Despite limitations, this single-center study reports important information regarding HRQoL in CCSs living in a resource-constrained country. The MMQL forms have not been validated in South Africa. A similar study will be done in the future with the inclusion of a healthy cohort to obtain normative data for South Africa and to establish validity in the local context. The cohort size was relatively small due to COVID-19 pandemic restrictions. The results were not generalizable as the adolescent and adult participants and nonparticipants were not comparable. Most adult participants were not in an LTFU care program, which could have negatively impacted their health status and HRQoL. Their self-reported HRQoL may have been poorer because the study was conducted during the pandemic, when participants may have experienced more psychological distress, isolation, and challenges at work or school. Participants may have responded differently to the paper and online formats. Adolescents may have reported a better HRQoL because they thought that the results would be shared with their families. We did not evaluate ethnicity and culture, which may have influenced results. There may be a culture of reluctance to admit experiencing difficulty.
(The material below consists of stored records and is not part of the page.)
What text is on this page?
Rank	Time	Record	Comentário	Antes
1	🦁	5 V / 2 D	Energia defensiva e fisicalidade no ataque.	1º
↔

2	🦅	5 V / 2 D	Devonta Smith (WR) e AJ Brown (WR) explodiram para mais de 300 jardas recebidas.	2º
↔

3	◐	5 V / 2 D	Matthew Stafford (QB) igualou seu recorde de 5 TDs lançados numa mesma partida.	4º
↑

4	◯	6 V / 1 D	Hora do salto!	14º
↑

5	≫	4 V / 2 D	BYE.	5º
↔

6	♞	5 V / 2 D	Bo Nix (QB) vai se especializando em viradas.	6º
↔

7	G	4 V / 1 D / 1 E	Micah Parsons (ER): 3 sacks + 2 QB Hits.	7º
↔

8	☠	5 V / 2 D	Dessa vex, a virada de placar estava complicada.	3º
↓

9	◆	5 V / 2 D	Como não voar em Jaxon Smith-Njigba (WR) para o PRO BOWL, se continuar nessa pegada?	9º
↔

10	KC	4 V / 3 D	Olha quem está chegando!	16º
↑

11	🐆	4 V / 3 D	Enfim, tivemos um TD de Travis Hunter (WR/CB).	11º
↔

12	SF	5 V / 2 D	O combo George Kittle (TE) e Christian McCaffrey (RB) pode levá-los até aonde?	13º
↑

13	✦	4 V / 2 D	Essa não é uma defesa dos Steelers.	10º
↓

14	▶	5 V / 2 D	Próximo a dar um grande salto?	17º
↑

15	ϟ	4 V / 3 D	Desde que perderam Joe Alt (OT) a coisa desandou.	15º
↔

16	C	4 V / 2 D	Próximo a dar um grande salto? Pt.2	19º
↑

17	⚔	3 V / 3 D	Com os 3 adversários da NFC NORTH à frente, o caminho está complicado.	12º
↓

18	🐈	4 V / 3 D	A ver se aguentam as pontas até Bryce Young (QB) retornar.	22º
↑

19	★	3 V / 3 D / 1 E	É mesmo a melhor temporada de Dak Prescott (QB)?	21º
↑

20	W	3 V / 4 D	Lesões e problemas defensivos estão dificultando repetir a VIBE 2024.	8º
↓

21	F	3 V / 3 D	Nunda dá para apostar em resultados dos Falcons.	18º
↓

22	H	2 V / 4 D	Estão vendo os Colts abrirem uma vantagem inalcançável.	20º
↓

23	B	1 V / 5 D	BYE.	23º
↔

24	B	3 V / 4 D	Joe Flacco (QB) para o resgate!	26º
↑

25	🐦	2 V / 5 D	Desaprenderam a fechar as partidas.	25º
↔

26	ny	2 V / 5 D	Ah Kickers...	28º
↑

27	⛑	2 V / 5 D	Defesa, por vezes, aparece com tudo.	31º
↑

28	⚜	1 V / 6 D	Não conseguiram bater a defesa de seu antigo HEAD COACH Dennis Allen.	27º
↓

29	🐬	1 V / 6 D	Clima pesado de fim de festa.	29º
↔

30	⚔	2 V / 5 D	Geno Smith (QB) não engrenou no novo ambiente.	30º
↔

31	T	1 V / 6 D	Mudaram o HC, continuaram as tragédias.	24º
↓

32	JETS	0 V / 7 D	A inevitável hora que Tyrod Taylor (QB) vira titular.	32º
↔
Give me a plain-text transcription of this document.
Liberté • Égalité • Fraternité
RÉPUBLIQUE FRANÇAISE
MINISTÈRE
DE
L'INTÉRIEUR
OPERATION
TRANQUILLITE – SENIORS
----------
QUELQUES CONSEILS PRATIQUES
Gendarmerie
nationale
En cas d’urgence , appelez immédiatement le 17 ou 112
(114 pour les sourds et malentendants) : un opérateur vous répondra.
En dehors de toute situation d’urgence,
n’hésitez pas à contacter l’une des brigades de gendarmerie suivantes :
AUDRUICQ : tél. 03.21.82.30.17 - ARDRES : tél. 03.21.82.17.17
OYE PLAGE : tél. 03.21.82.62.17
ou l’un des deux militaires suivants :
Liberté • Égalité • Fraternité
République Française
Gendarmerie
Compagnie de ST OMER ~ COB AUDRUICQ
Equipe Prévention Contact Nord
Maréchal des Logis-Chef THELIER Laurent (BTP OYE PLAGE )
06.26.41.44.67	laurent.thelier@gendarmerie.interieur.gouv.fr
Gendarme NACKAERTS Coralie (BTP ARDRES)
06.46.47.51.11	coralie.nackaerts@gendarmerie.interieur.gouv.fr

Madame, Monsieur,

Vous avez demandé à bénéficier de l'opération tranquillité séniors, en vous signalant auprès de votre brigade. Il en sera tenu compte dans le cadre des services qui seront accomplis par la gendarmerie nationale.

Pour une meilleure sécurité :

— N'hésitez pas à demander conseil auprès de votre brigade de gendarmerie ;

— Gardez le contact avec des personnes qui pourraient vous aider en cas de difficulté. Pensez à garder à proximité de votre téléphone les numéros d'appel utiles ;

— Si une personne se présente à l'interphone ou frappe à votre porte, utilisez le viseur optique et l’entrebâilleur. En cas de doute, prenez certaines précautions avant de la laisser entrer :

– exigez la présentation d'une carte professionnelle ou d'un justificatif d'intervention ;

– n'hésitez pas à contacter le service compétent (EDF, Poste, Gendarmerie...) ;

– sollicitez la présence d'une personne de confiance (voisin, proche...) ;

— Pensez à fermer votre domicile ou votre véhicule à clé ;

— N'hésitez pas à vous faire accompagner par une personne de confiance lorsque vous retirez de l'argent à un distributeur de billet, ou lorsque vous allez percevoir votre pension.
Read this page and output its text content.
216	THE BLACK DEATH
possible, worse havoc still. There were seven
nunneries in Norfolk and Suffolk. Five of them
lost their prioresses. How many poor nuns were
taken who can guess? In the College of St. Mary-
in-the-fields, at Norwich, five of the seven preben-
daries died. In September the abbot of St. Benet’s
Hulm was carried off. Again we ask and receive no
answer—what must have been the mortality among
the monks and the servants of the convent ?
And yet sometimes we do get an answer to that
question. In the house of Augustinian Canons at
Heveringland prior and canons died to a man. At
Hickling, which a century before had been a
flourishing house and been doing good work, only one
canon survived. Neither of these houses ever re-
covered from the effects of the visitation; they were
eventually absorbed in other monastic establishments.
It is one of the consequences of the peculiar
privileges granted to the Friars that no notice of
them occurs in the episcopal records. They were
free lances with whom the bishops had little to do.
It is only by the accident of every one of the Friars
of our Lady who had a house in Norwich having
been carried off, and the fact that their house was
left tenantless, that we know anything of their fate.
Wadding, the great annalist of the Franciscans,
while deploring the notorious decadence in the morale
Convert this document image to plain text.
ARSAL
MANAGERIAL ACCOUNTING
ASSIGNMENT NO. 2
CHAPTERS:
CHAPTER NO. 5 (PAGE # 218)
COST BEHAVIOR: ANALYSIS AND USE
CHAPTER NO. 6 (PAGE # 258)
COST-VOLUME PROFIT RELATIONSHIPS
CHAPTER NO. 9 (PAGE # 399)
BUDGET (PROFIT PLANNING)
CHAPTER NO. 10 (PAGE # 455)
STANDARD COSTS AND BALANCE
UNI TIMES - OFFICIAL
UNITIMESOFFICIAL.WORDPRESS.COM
This study did not include a control cohort; therefore, CCSs’ HRQoL could not be compared to that of local healthy peers.

Conclusions

Older age, solid tumor diagnosis, radiotherapy, surgery, and the number and severity of late effects negatively influenced HRQoL in this South African cohort. The adult form cohort had a nonsignificant lower score for overall HRQoL than the original United States cohort. HRQoL must be monitored in vulnerable CCSs in LMICs to support those in need. LTFU risk stratification systems should include HRQoL assessment to assist with more holistic LTFU planning and care.

Ethics Approval

This study was performed in line with the principles of the Declaration of Helsinki. Approval was granted by the Health Research Ethics Committee of the Faculty of Medicine and Health Sciences of Stellenbosch University (May 28, 2019; S18/03/062).